Order 45, Rule 1(b) is clear that for the court to review its decision, certain requirements should be met. This section provides as follows:
“(1). Any person considering himself aggrieved-
(a) by a decree or order from which an appeal is allowed, but from which no appeal has been preferred; or
(b) by a decree or order from which no appeal is hereby allowed.
and who from the discovery of new and important matter or evidence which, after the exercise of due diligence, was not within his knowledge or could not be produced by him at the time when the decree was passed or the order made, or on account of some mistake or error apparent on the face of the record, or for any other sufficient reason, desires to obtain a review of the decree or order, may apply for a review of judgment to the court which passed the decree or made the order without unreasonable delay.
(2) A party who is not appealing from a decree or order may apply for a review of judgment notwithstanding the pendency of an appeal by some other party except where the ground of such appeal is common to the applicant and the appellant, or when, being respondent, he can present to the appellate court the case on which he applies for the review.”
The aforesaid rule is based on section 80 of the Civil Procedure Act, Cap. 21 Laws of Kenya which states as follows:
“Any person who considers himself aggrieved-
(a) by a decree or order from which an appeal is allowed by this Act, but from which no appeal has been preferred; or
(b) by a decree or order from which no appeal is allowed by this Act.
may apply for a review of judgment to the court which passed the decree or made the order, and the court may make such order thereon as it thinks fit.
Under Section 80 of the Civil Procedure Act, the court has unfettered discretion to make such order as it thinks fit on sufficient reason being given for review of its decision. However this discretion should be exercised judiciously and not capriciously. The defendant/applicants submitted that they may be evicted from their portion of land on the strength of the eviction orders issued by the court and yet the defendant/applicants do not reside within the 2. 6 acres of land parcel number Marama/Lunza/54. That the defendant/applicant’s stays away from the 2. 6 acres that the court has ordered them to be evicted from. The respondent submitted that the defendants have disobeyed the eviction orders of the honourable court issued on the 27th day of September, 2019. That the defendants/applicants herein are staying illegally on the disputed land which measures 2. 6 hectares which was surveyed and a title deed issued. I see no mistake or error or omission on the part of the court as the court order is clear. In Court of Appeal, Civil Appeal No. 2111 of 1996, National Bank of Kenya vs Ndungu Njau, the Court of Appeal held that;
“A review may be granted whenever the court considers that it is necessary to correct an apparent error or omission on the part of the court. The error or omission must be self evidence and should not require an elaborate argument to be established. It will not be sufficient ground for review that another Judge could have taken a different view of the matter nor can it be a ground for review that the court proceed on an incorrect expansion of the law”.

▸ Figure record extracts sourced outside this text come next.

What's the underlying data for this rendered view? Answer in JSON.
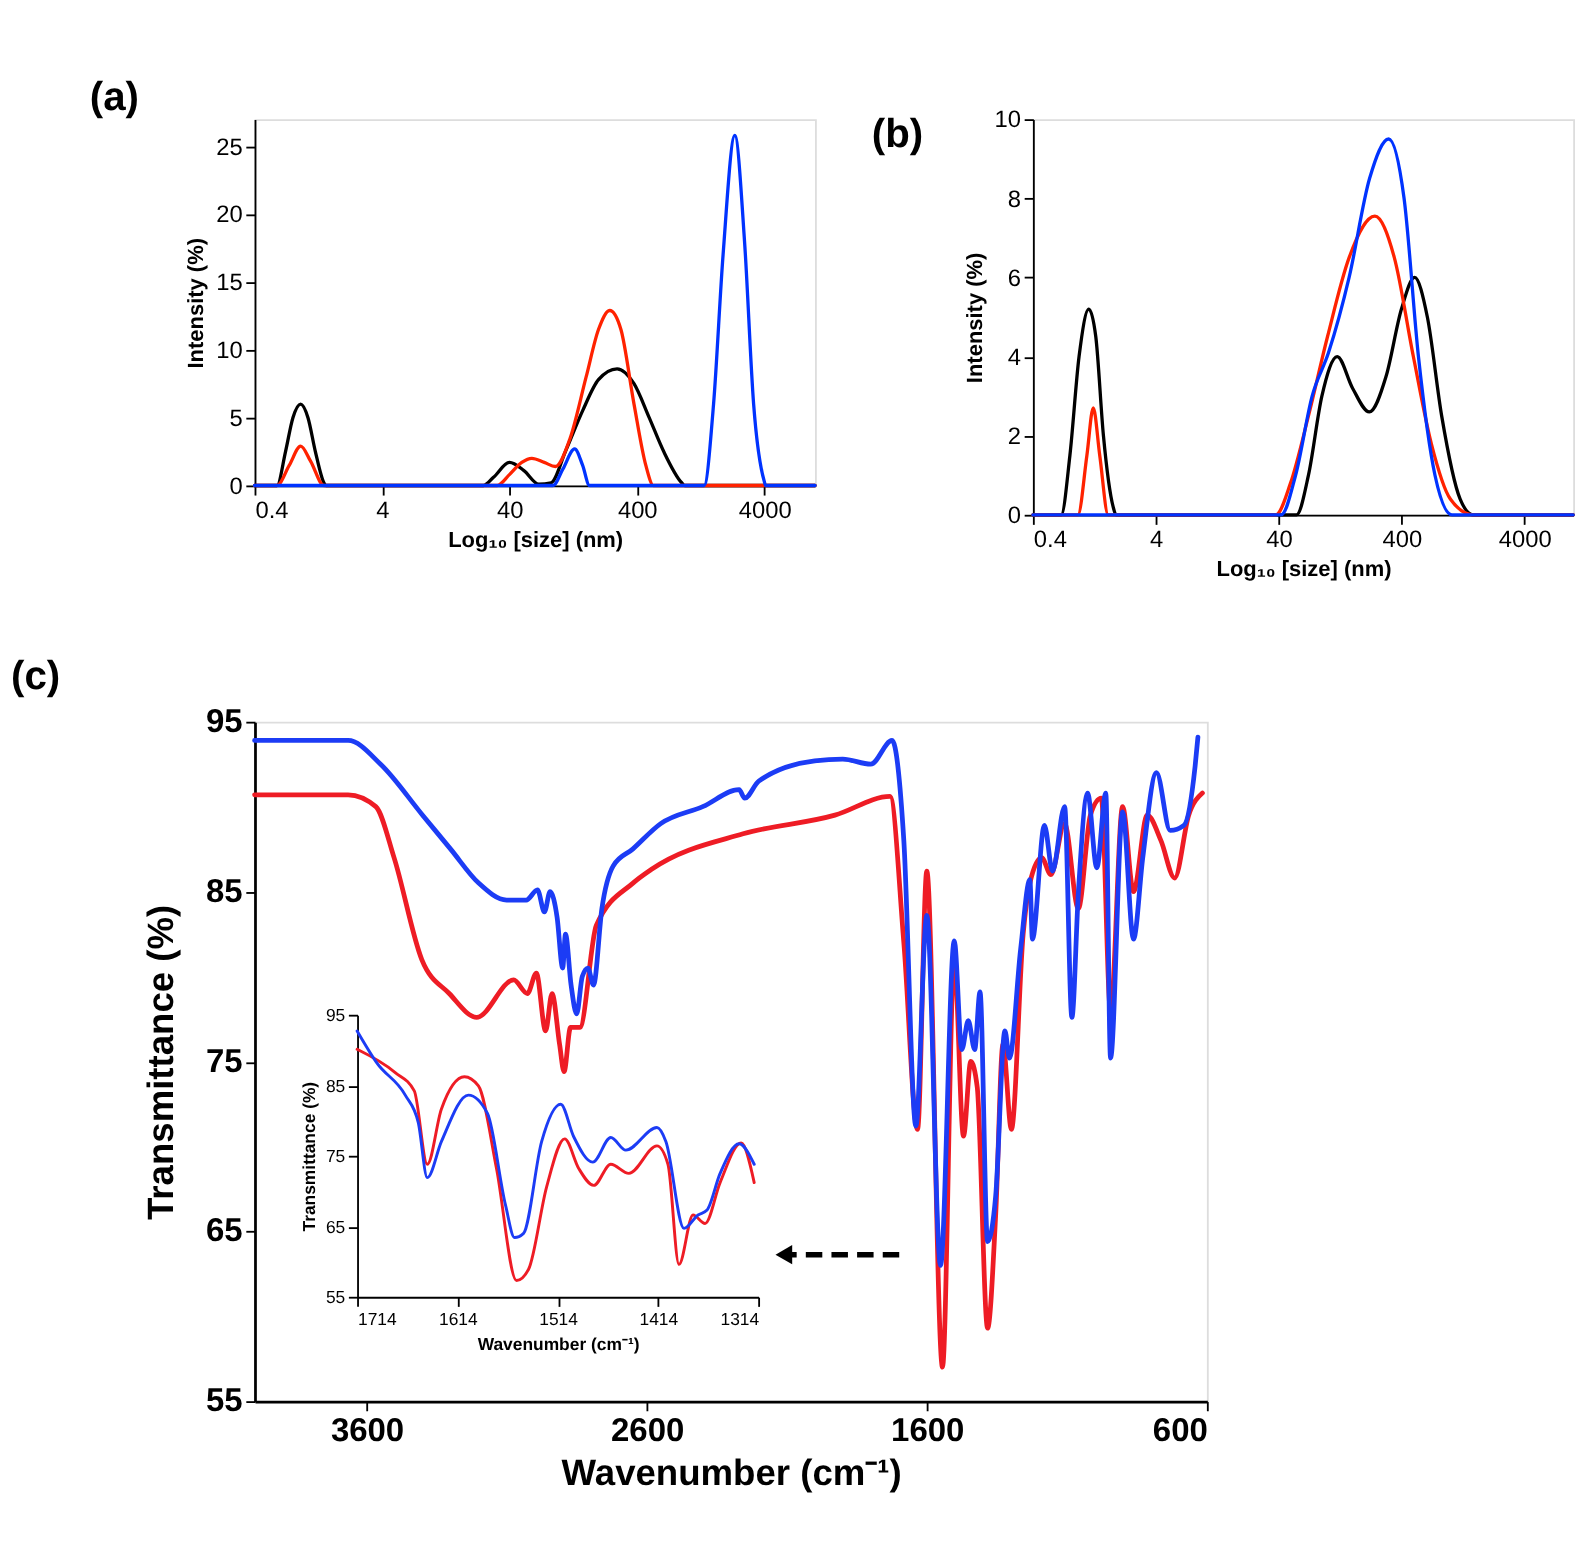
{
  "chart_data": [
    {
      "type": "line",
      "title": "(a)",
      "xlabel": "Log₁₀ [size] (nm)",
      "ylabel": "Intensity (%)",
      "log": "x",
      "xlim": [
        0.4,
        10000
      ],
      "xticks": [
        0.4,
        4,
        40,
        400,
        4000
      ],
      "ylim": [
        0,
        27
      ],
      "yticks": [
        0,
        5,
        10,
        15,
        20,
        25
      ],
      "legend": false,
      "line_style": "solid",
      "marker": "none",
      "series": [
        {
          "color": "#000000",
          "x": [
            0.4,
            0.6,
            0.7,
            0.8,
            0.92,
            1.05,
            1.2,
            1.4,
            1.45,
            25,
            30,
            40,
            52,
            68,
            85,
            110,
            150,
            200,
            280,
            380,
            500,
            650,
            900,
            950,
            10000
          ],
          "values": [
            0,
            0,
            2.5,
            5,
            6,
            5,
            2.5,
            0.2,
            0,
            0,
            0.6,
            1.7,
            1.1,
            0.1,
            0.2,
            2.5,
            5.5,
            7.8,
            8.6,
            7.5,
            5,
            2.5,
            0.2,
            0,
            0
          ]
        },
        {
          "color": "#ff2200",
          "x": [
            0.4,
            0.6,
            0.75,
            0.92,
            1.1,
            1.4,
            32,
            40,
            50,
            60,
            75,
            92,
            120,
            160,
            200,
            245,
            300,
            380,
            470,
            540,
            10000
          ],
          "values": [
            0,
            0,
            1.5,
            2.9,
            1.8,
            0,
            0,
            0.8,
            1.7,
            2.0,
            1.7,
            1.4,
            3.5,
            8,
            11.5,
            12.9,
            11.5,
            6,
            1.5,
            0,
            0
          ]
        },
        {
          "color": "#0033ff",
          "x": [
            0.4,
            88,
            105,
            130,
            150,
            170,
            1350,
            1600,
            1900,
            2350,
            2800,
            3300,
            4000,
            4100,
            10000
          ],
          "values": [
            0,
            0,
            1.2,
            2.7,
            1.5,
            0,
            0,
            6,
            17,
            25.8,
            18,
            6,
            0.3,
            0,
            0
          ]
        }
      ]
    },
    {
      "type": "line",
      "title": "(b)",
      "xlabel": "Log₁₀ [size] (nm)",
      "ylabel": "Intensity (%)",
      "log": "x",
      "xlim": [
        0.4,
        10000
      ],
      "xticks": [
        0.4,
        4,
        40,
        400,
        4000
      ],
      "ylim": [
        0,
        10
      ],
      "yticks": [
        0,
        2,
        4,
        6,
        8,
        10
      ],
      "legend": false,
      "line_style": "solid",
      "marker": "none",
      "series": [
        {
          "color": "#000000",
          "x": [
            0.4,
            0.68,
            0.8,
            0.95,
            1.14,
            1.3,
            1.5,
            1.8,
            1.9,
            56,
            70,
            90,
            120,
            160,
            219,
            300,
            400,
            512,
            650,
            850,
            1200,
            1530,
            10000
          ],
          "values": [
            0,
            0,
            1.5,
            4,
            5.2,
            4.5,
            2,
            0.2,
            0,
            0,
            1,
            3,
            4.0,
            3.2,
            2.6,
            3.5,
            5.2,
            6.0,
            5,
            2.5,
            0.4,
            0,
            0
          ]
        },
        {
          "color": "#ff2200",
          "x": [
            0.4,
            0.93,
            1.1,
            1.24,
            1.4,
            1.64,
            38,
            50,
            70,
            100,
            150,
            243,
            350,
            500,
            700,
            1000,
            1530,
            10000
          ],
          "values": [
            0,
            0,
            1.5,
            2.7,
            1.5,
            0,
            0,
            0.8,
            2.5,
            4.5,
            6.5,
            7.55,
            6.5,
            4,
            1.8,
            0.4,
            0,
            0
          ]
        },
        {
          "color": "#0033ff",
          "x": [
            0.4,
            42,
            55,
            75,
            102,
            150,
            220,
            315,
            420,
            550,
            750,
            1030,
            10000
          ],
          "values": [
            0,
            0,
            1,
            3,
            4.1,
            6,
            8.5,
            9.5,
            8,
            4,
            1,
            0,
            0
          ]
        }
      ]
    },
    {
      "type": "line",
      "title": "(c)",
      "xlabel": "Wavenumber (cm⁻¹)",
      "ylabel": "Transmittance (%)",
      "xlim": [
        4000,
        600
      ],
      "xticks": [
        3600,
        2600,
        1600,
        600
      ],
      "ylim": [
        55,
        95
      ],
      "yticks": [
        55,
        65,
        75,
        85,
        95
      ],
      "legend": false,
      "line_style": "solid",
      "marker": "none",
      "series": [
        {
          "color": "#ee1c25",
          "x": [
            4000,
            3666,
            3567,
            3502,
            3403,
            3305,
            3207,
            3075,
            3026,
            2994,
            2961,
            2938,
            2911,
            2895,
            2872,
            2839,
            2780,
            2649,
            2584,
            2256,
            1928,
            1731,
            1682,
            1633,
            1600,
            1544,
            1502,
            1469,
            1443,
            1420,
            1383,
            1354,
            1328,
            1298,
            1256,
            1232,
            1190,
            1157,
            1108,
            1059,
            1016,
            977,
            944,
            901,
            862,
            813,
            764,
            715,
            665,
            616
          ],
          "values": [
            90.7,
            90.7,
            90,
            87,
            81,
            79,
            77.6,
            79.8,
            79,
            80.2,
            76.8,
            79,
            76,
            74.4,
            77,
            77,
            83,
            85.5,
            86.3,
            88.4,
            89.5,
            90.6,
            82,
            71,
            86.2,
            57,
            81,
            70.6,
            75,
            73.5,
            59.3,
            66,
            76,
            71,
            82.5,
            85.5,
            87,
            86,
            89,
            84,
            89.5,
            90.5,
            78,
            90,
            85,
            89.5,
            88,
            85.8,
            89.5,
            90.8
          ]
        },
        {
          "color": "#1c3cf5",
          "x": [
            4000,
            3666,
            3550,
            3400,
            3300,
            3200,
            3100,
            3030,
            2990,
            2965,
            2945,
            2920,
            2900,
            2890,
            2870,
            2850,
            2830,
            2810,
            2790,
            2760,
            2720,
            2650,
            2550,
            2400,
            2270,
            2250,
            2200,
            2000,
            1900,
            1800,
            1724,
            1682,
            1639,
            1600,
            1551,
            1502,
            1475,
            1452,
            1429,
            1410,
            1383,
            1354,
            1321,
            1305,
            1265,
            1232,
            1223,
            1180,
            1151,
            1108,
            1082,
            1059,
            1026,
            993,
            961,
            944,
            901,
            862,
            829,
            780,
            731,
            682,
            642,
            632
          ],
          "values": [
            93.9,
            93.9,
            92.5,
            89.5,
            87.5,
            85.5,
            84.5,
            84.5,
            85.1,
            83.8,
            85,
            83.5,
            80.5,
            82.5,
            79.5,
            77.8,
            80,
            80.5,
            79.5,
            84,
            86.5,
            87.5,
            89,
            90,
            91,
            90.5,
            91.5,
            92.7,
            92.8,
            92.5,
            93.9,
            88,
            71.2,
            83.6,
            63,
            82.1,
            75.7,
            77.4,
            75.7,
            79.1,
            64.4,
            67.1,
            76.8,
            75.2,
            81.6,
            85.7,
            82.2,
            88.9,
            86.2,
            90,
            77.6,
            84.9,
            90.8,
            86.4,
            90.8,
            75.2,
            89.7,
            82.2,
            87,
            92,
            88.6,
            88.9,
            92.4,
            94.1
          ]
        }
      ]
    },
    {
      "type": "line",
      "xlabel": "Wavenumber (cm⁻¹)",
      "ylabel": "Transmittance (%)",
      "xlim": [
        1714,
        1314
      ],
      "xticks": [
        1714,
        1614,
        1514,
        1414,
        1314
      ],
      "ylim": [
        55,
        95
      ],
      "yticks": [
        55,
        65,
        75,
        85,
        95
      ],
      "legend": false,
      "line_style": "solid",
      "marker": "none",
      "series": [
        {
          "color": "#ee1c25",
          "x": [
            1714,
            1676,
            1657,
            1644,
            1630,
            1607,
            1593,
            1575,
            1555,
            1543,
            1525,
            1507,
            1493,
            1478,
            1461,
            1443,
            1415,
            1404,
            1393,
            1379,
            1367,
            1352,
            1331,
            1318
          ],
          "values": [
            90.1,
            86.8,
            84.2,
            73.8,
            81.6,
            86.2,
            84.9,
            73.2,
            57.3,
            58.9,
            70.6,
            77.4,
            73.2,
            70.8,
            73.8,
            72.5,
            76.4,
            73.8,
            59.6,
            66.6,
            65.4,
            71.2,
            76.8,
            71.2
          ]
        },
        {
          "color": "#1c3cf5",
          "x": [
            1714,
            1694,
            1666,
            1653,
            1644,
            1630,
            1603,
            1584,
            1566,
            1557,
            1548,
            1530,
            1511,
            1498,
            1479,
            1461,
            1446,
            1415,
            1406,
            1388,
            1374,
            1365,
            1352,
            1333,
            1318
          ],
          "values": [
            92.7,
            88.1,
            83.6,
            79.7,
            71.9,
            77,
            83.6,
            81,
            68,
            63.4,
            64,
            77,
            82.3,
            77.7,
            74.1,
            77.6,
            75.8,
            79,
            77,
            64.7,
            66.6,
            67.3,
            72.5,
            76.7,
            73.8
          ]
        }
      ]
    }
  ]
}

From the above provisions of the law, authorities cited and facts of this case I find that the applicant has failed to show any mistake or error apparent on the face of record and/or any sufficient reason to enable this court set aside its decision. If the applicants do not live on the suit land then they has no cause to worry as the court orders is clear on who is to be evicted and from where. Their recourse if dissatisfied is now to file an appeal. I find this application is not merited and I dismissed it with costs.
It is so ordered.
DELIVERED, DATED AND SIGNED AT KAKAMEGA THIS 22ND JUNE 2021.